Thursday, September 17, 2015

Ratings Performance System (RPS)

"Measure a thousand times, but cut only once." - Turkish Proverb

I've discussed Jim Collins' seminal work Good to Great. He describes the 'flywheel' of forces that drive great organizations. Collins and researchers found that technology doesn't drive success but adds value to successful companies.

We can envision many uses of technology and metrics to monitor team performance, ranging from conditioning to game understanding (quizzes with feedback) to performance.

Dean Oliver's landmark Basketball on Paper identified key metrics that drove winning, become the Sabermetrics analog for basketball. Bill James' ability to use complex statistical analysis in player analysis spurred "Moneyball" and helped the Red Sox win three championships. The Celtics' internal analysis of NBA statistics (personal communication) found guard rebounding correlated with winning. Oliver emphasized four key measures of success - shooting percentage differential, rebounding, turnovers, and free throws taken.

What surprised many was the importance of OFFENSE to winning. My mantra, "Possession and possessions" derives from rebounding and turnovers leading to POSSESSION and shooting percentage and free throws consequent to good POSSESSIONS.

With older groups in particular, we track player minutes (partly to assure 'reasonable' minutes), and assign varying values to player contributions.

For example:

+/- 3 points (drawing a charge, committing a charge)
+3/-3 making or missing a three point shot

+2 (offense) two point goal, assist, screen leading to a basket, offensive rebound
-2 (offense) two point miss, turnover, missed free throw
+2 (defense) steal, forced turnover, blocked shot
- 2 (defense) lost assignment, bad foul leading to free throws

+1 made free throw, defensive rebound, forced held ball
-1 allowed held ball, common foul

You can get extra points for the "hockey assist" pass, hustle plays (e.g. deflection in transition), et cetera.

I use the data to assess both team performance (e.g. shooting percentage, turnovers, rebounding) and individual performance (plus/minus).

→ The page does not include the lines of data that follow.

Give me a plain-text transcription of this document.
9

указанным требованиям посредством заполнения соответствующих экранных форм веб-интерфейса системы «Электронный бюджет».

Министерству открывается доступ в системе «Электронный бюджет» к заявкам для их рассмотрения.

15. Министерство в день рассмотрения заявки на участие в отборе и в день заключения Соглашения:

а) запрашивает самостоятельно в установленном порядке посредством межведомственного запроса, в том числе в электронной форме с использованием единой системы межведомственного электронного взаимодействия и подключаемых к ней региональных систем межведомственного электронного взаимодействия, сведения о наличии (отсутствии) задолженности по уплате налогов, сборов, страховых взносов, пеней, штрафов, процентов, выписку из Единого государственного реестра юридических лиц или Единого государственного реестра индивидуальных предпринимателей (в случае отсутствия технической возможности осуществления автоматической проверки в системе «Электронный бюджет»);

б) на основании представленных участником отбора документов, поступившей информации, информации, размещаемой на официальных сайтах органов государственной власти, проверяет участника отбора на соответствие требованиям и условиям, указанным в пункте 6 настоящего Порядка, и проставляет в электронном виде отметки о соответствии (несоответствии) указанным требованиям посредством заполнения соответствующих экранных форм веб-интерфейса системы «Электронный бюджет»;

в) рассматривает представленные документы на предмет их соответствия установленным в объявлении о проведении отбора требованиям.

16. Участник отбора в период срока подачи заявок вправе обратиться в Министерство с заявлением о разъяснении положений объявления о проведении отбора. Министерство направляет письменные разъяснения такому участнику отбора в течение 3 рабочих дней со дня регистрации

Jacking up a lot of shots (throwing mud against the wall) doesn't mean 'sticky' performance. Players can 'show up' as screeners, rebounders, stellar defenders without big offensive numbers.

Analysis:

Below minus 10 - really struggled
Minus 10 to zero - negative
One to plus 10 - positive
Plus 10 to 17 - strong contribution
18 and above - extraordinary performance

The highest score I've recorded for an individual on our teams was 26 and that's for sixth to eighth grade girls.

Players like the system because it credits them for contributions that don't readily appear in the scorebook. It adds value by identifying "needs" areas (e.g. shot quality, turnovers, free throw percentage). I tweak the system to fit my analysis, but it's far from definitive because it doesn't look at situational performance, opponent performance, groupings (e.g. did a stronger player appear weaker by playing with weaker players?), and so on. I don't have the resources to film, analyze, and get the most accurate data.

What 'tracking' does (see The Compound Effect by Darren Hardy) is quantify process and progress and allow trends to emerge objectively. It tends to expose weakness and reveal surprising strengths.